Giustamente è stato fatto osservare che l’ampliamento del concetto di museo dalla conservazione di oggetti e reperti alla trasmissione di storie, identità, culture, saperi, vale a dire al patrimonio culturale immateriale, rappresenta un “approccio di particolare interesse per i musei di storia dell’industria”, i cui reperti, man mano che ci si avvicina alla contemporaneità, risultano assolutamente illeggibili e privi di senso, scissi dal patrimonio cognitivo e dall’uso storico-sociale di cui sono stati l’incarnazione e che possono contribuire a trasmettere e a far conoscere se adeguatamente contestualizzati ed efficacemente presentati al pubblico.

 

Secondo la “Convenzione sulla salvaguardia del patrimonio culturale immateriale”, adottata dall’UNESCO nell’ottobre 2003, il patrimonio immateriale comprende le pratiche, le espressioni, le conoscenze e le abilità (nonché i correlati strumenti, oggetti, manufatti e luoghi) che comunità, gruppi e individui riconoscono come parte del loro patrimonio culturale.

 

Sia il tema della funzione sociale del museo che quello del patrimonio immateriale sono stati fortemente sottolineati dall’Assemblea generale dell’ICOM dell’ottobre 2004, che ha approvato la seguente definizione di museo, inclusa nel “Codice di deontologia per i musei”: “Il museo è un’istituzione permanente, senza scopo di lucro, al servizio della società e del suo sviluppo.

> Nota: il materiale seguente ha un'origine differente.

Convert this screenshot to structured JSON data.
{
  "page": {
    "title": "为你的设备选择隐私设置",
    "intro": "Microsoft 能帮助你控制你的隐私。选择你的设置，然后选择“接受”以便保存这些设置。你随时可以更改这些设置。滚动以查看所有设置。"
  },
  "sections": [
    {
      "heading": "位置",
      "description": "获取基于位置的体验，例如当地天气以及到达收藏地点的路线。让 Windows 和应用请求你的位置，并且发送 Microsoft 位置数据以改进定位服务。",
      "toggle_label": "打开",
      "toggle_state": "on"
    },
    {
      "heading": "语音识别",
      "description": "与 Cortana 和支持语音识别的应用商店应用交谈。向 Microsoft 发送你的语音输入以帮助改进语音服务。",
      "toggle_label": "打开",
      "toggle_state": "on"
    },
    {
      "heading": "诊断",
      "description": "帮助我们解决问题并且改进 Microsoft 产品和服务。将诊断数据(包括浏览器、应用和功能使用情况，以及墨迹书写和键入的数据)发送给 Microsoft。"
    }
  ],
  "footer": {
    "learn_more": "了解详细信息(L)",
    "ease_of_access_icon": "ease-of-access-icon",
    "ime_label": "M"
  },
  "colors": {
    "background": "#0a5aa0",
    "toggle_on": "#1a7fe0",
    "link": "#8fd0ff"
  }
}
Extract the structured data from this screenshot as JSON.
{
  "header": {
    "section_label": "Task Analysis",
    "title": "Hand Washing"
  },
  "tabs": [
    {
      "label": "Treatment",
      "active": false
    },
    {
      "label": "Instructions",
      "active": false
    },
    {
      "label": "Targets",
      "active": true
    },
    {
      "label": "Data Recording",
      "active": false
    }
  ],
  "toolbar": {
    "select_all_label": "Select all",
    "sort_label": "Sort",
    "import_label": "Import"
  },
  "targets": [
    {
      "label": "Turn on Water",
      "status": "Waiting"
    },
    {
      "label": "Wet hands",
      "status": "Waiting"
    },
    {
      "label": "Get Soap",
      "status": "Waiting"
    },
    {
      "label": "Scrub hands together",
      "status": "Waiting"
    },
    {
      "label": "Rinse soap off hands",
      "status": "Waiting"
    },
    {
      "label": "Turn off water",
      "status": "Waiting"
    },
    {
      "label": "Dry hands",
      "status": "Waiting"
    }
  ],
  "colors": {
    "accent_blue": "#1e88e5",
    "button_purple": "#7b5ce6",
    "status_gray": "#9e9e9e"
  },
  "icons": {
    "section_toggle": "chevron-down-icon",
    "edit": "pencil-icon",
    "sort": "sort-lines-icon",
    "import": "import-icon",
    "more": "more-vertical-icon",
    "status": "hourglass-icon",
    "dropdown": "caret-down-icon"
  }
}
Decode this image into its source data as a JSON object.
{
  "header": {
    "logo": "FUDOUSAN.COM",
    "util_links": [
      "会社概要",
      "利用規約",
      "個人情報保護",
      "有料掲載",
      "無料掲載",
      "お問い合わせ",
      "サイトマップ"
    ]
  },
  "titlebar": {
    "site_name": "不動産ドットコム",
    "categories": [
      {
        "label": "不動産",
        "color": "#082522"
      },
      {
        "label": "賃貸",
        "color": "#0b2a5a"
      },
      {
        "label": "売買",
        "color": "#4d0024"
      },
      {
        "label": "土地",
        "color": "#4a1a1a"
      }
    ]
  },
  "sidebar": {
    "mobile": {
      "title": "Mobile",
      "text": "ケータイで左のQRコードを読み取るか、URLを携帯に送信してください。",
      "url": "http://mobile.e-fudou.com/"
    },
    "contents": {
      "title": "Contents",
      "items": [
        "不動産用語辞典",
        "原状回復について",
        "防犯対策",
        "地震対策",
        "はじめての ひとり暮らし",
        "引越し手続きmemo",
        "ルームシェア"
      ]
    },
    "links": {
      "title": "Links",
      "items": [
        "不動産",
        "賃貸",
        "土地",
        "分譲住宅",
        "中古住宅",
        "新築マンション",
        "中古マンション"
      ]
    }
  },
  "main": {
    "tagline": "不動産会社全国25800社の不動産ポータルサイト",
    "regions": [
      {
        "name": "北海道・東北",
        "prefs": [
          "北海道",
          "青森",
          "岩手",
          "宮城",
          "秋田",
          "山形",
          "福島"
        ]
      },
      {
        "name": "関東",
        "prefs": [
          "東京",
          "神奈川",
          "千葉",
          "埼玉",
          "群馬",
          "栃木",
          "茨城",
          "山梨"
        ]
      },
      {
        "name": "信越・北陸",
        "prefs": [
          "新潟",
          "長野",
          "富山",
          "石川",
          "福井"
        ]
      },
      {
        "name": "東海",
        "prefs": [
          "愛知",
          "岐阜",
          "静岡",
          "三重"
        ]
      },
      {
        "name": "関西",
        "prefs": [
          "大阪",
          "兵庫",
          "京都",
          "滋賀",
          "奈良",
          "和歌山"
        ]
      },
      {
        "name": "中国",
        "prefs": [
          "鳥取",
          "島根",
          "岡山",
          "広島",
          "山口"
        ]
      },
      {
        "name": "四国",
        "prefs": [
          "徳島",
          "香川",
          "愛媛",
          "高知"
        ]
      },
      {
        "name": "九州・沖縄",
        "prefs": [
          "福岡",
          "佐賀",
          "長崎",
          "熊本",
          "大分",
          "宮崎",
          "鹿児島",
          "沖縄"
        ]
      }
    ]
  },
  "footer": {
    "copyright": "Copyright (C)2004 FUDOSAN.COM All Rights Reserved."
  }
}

È aperto al pubblico e compie ricerche che riguardano le testimonianze materiali e immateriali dell’umanità e del suo ambiente; le acquisisce, le conserva, le comunica e, soprattutto, le espone ai fini di studio, educazione e diletto”.

 

È però attraverso il legame con il territorio, che caratterizza in modo costitutivo i musei di nuova generazione, che è stata superata la tradizionale separatezza dell’istituto museale, la sua immagine e fruizione puramente elitaria e passatista.

 

Ciò è ancora più vero per i sistemi museali che, per definizione, rappresentano un’articolazione dell’ambiente in cui sono collocati e, in molti casi, una forma di autorappresentazione del territorio, costituendo un tratto saliente dell’armatura culturale che lo contrassegna. In ragione di tale posizione strategica si capisce come il sistema museale si presti ottimamente allo sviluppo di molteplici relazioni, sia con le altre istituzioni culturali, che con il contesto socio-economico in tutte le sue articolazioni e sottosistemi."